The Babble/On Project

Saturday, August 27, 2005

The One That Didn't Get Away

Gentle Reader, let my words lift you up out of comfortable reading chair and beckon you to come along with me to faraway Southeast Asia, strife-torn and mysterious, once home to people like me who wanted to build whole cities according to their own specifications (except that they didn't have computers and were rich kings, so they just actually built them.) Here, in the lazy waters of the Mekong River, they pulled this monster out of the water.

That, ladies and gentlemen, is a catfish. A 9ft., 650lb. catfish. Look at the size of that monster! It's funny, because there's currently a bit of a dust-up in the southern (catfish-producing) states about whether or not to ban the cheaper and arguably better-tasting Vietnamese catfish from the States after a test revealed some prohibited antibiotics in a few samples. Looking at a picture of what the Leviathan above looked like when cut into steaks, you can see why the more petite domestic model might have reason to be a little nervous.

But SE Asia has been on my mind lately for another reason, namely a compilation of Cambodian popular music from the 1960's and '70's called Cambodia Rocks. It's a winsome collection of garage rock and psychadelic songs performed in the native tongue but obviously inspired by what was going on in America and Britain at the time. I've heard a bunch of '60's rock from South America (Os Mutantes!) and Japan, but this Cambodian stuff was so fantastic and took me completely by surprise. The guitar is edgey and bluesy, and the vocals are really ethereal and affecting.

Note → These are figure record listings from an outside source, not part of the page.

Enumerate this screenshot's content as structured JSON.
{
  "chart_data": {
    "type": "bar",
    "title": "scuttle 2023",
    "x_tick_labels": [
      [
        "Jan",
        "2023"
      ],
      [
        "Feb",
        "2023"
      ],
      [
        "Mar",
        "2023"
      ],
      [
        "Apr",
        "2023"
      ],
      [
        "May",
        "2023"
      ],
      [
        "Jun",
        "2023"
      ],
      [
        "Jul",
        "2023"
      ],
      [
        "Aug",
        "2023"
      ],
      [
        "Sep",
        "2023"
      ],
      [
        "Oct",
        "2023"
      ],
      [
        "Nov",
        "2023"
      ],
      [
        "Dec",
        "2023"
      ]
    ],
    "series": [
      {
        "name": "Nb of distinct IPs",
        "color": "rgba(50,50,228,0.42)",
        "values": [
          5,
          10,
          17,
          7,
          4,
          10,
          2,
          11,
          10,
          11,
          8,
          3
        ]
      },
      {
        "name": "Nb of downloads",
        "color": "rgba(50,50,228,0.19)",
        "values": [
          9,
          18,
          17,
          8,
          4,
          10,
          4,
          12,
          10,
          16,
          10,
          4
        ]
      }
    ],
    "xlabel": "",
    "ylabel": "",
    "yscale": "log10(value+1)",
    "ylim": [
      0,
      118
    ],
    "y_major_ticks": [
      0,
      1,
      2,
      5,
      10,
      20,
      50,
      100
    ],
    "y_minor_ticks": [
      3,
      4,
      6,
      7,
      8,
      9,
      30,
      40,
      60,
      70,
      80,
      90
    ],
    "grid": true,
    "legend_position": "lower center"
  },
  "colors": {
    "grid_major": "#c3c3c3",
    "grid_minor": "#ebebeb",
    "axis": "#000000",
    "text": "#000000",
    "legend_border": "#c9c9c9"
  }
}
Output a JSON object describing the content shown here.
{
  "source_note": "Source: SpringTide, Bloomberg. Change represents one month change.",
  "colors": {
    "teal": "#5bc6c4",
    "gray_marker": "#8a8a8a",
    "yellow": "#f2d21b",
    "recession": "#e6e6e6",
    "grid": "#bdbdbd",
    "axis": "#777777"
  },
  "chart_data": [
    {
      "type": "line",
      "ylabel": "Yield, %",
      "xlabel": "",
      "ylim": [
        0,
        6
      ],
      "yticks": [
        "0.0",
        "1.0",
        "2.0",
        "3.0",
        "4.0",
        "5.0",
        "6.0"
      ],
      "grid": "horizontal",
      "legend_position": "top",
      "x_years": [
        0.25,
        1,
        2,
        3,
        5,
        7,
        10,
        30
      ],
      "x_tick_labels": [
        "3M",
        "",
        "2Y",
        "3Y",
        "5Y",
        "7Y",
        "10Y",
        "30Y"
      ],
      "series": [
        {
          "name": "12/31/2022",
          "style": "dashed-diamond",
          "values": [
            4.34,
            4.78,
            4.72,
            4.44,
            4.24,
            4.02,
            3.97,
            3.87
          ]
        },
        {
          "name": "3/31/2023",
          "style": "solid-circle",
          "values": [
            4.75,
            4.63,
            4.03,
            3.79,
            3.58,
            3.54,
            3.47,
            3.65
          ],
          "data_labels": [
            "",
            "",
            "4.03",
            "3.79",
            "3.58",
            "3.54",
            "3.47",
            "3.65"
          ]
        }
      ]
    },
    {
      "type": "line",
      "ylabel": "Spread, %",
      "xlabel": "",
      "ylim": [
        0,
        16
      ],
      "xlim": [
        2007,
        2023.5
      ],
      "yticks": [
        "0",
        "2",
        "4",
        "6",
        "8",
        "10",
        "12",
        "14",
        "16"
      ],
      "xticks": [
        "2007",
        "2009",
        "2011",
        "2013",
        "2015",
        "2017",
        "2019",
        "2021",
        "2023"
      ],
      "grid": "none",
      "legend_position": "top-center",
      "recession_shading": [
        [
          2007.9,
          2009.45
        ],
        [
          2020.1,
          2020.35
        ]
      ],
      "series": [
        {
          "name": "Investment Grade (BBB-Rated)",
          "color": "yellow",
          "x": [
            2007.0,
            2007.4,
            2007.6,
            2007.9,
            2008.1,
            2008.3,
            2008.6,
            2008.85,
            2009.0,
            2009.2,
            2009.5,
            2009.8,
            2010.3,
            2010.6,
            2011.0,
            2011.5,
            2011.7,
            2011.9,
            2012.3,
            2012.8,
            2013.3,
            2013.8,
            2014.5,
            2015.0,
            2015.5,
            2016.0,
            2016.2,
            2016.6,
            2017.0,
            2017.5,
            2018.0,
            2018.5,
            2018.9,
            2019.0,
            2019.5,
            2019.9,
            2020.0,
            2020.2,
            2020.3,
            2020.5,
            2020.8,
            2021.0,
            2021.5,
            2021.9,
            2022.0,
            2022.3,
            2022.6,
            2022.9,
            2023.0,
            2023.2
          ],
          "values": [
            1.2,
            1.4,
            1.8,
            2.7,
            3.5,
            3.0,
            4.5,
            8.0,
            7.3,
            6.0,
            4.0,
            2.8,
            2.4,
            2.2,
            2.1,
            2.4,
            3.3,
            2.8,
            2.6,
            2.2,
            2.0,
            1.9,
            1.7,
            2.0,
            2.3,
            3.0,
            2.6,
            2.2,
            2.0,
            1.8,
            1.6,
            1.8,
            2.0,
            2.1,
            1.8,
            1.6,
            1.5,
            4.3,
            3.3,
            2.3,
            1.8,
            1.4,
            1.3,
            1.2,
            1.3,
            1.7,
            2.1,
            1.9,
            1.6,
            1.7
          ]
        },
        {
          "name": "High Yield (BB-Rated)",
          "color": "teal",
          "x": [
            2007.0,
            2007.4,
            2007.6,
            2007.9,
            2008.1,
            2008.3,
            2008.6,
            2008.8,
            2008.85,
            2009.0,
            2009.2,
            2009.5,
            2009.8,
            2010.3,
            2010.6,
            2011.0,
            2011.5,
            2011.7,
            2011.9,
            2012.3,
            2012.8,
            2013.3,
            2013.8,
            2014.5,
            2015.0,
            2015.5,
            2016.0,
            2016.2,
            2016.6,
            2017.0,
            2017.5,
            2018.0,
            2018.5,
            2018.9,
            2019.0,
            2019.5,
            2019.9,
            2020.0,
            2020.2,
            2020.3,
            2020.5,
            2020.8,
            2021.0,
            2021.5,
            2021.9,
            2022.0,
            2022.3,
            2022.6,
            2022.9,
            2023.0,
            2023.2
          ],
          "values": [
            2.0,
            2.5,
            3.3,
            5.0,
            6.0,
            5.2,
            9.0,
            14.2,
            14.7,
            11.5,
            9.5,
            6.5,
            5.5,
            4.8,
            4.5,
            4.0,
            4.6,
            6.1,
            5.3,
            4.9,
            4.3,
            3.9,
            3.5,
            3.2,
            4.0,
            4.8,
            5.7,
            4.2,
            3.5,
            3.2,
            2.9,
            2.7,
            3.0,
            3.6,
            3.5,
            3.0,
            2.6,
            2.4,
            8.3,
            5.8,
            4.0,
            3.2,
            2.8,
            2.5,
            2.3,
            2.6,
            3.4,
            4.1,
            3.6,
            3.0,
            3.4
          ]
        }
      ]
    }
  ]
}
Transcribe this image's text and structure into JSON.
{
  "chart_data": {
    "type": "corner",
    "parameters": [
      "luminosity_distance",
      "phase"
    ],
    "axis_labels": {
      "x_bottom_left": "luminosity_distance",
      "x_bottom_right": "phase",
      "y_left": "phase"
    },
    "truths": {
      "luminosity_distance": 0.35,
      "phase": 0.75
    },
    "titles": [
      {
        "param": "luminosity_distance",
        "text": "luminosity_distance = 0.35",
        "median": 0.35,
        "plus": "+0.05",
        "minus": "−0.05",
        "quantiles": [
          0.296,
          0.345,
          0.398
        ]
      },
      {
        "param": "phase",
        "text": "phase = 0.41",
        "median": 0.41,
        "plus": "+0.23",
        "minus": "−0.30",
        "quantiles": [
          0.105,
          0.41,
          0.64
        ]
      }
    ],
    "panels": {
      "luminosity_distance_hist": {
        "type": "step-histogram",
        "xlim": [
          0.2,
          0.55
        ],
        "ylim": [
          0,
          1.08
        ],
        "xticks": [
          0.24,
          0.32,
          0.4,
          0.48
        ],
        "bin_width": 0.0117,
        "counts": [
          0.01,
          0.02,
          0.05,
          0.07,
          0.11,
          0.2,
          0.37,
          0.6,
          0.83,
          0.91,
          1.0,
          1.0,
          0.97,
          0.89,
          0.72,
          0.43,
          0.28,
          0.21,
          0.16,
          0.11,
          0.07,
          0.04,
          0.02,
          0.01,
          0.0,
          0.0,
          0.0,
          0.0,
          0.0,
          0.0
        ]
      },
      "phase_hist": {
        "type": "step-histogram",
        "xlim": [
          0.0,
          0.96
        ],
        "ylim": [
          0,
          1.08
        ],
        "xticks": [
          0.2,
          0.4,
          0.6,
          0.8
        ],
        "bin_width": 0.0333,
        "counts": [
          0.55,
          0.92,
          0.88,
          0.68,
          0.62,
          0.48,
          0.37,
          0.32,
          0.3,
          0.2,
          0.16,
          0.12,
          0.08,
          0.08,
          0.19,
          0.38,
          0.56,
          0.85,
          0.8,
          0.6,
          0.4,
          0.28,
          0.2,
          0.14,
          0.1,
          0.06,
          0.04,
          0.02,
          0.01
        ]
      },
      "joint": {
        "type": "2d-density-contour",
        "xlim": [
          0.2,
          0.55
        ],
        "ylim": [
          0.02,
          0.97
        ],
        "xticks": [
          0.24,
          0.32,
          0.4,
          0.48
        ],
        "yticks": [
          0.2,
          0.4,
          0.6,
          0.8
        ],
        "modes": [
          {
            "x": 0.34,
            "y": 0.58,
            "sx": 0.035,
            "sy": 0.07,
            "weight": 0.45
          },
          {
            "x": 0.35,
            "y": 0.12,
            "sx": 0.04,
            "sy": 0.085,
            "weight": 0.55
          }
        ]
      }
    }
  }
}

But as good as the music is, the context in which they were created is pretty mind-blowing. All these huge American G.I.'s come over with transistor radios playing all this rock music, and I imagine that teenagers all over Cambodia must've thought they had just been invaded by rock and roll aliens. I have no idea what they must've thought, but it probably didn't sound like much that they've heard before. I have this record of a neo-traditional Laotian group called the Khac Chi Ensemble, and some of their stuff sounds a bit like rock and roll even though it's recorded on native instruments and they're performing traditional songs, so I'm not sure what the music scene was like, but it still must've been impressive to hear all these snarling guitars and shouting foreigners, all while bombs were blowing up everything.

So there's all these kids learning to play guitar and singing about whatever it is that they're singing about, but really rocking out and it sounds like they're having fun. But then, just as they're putting together all these great songs that could've been hits in the U.S. if they were in English, the nation gets plunged into a brutal civil war and the Khmer Rouge destroy everything associated with modernity and city life. The guitars and presumably the guitarists are all gone. Hauntingly, the record doesn't list any info for who's playing the music, when they were recorded or even what the names of the songs are. I can imagine that somebody must've found a trunk in an attic that wasn't burned, where some kid squirreled away his favorite records and maybe his guitar, hoping that he'd get a chance to play them once again someday.

1 Comments:

  • This seems like a perfect opportunity to post an MP3 or two.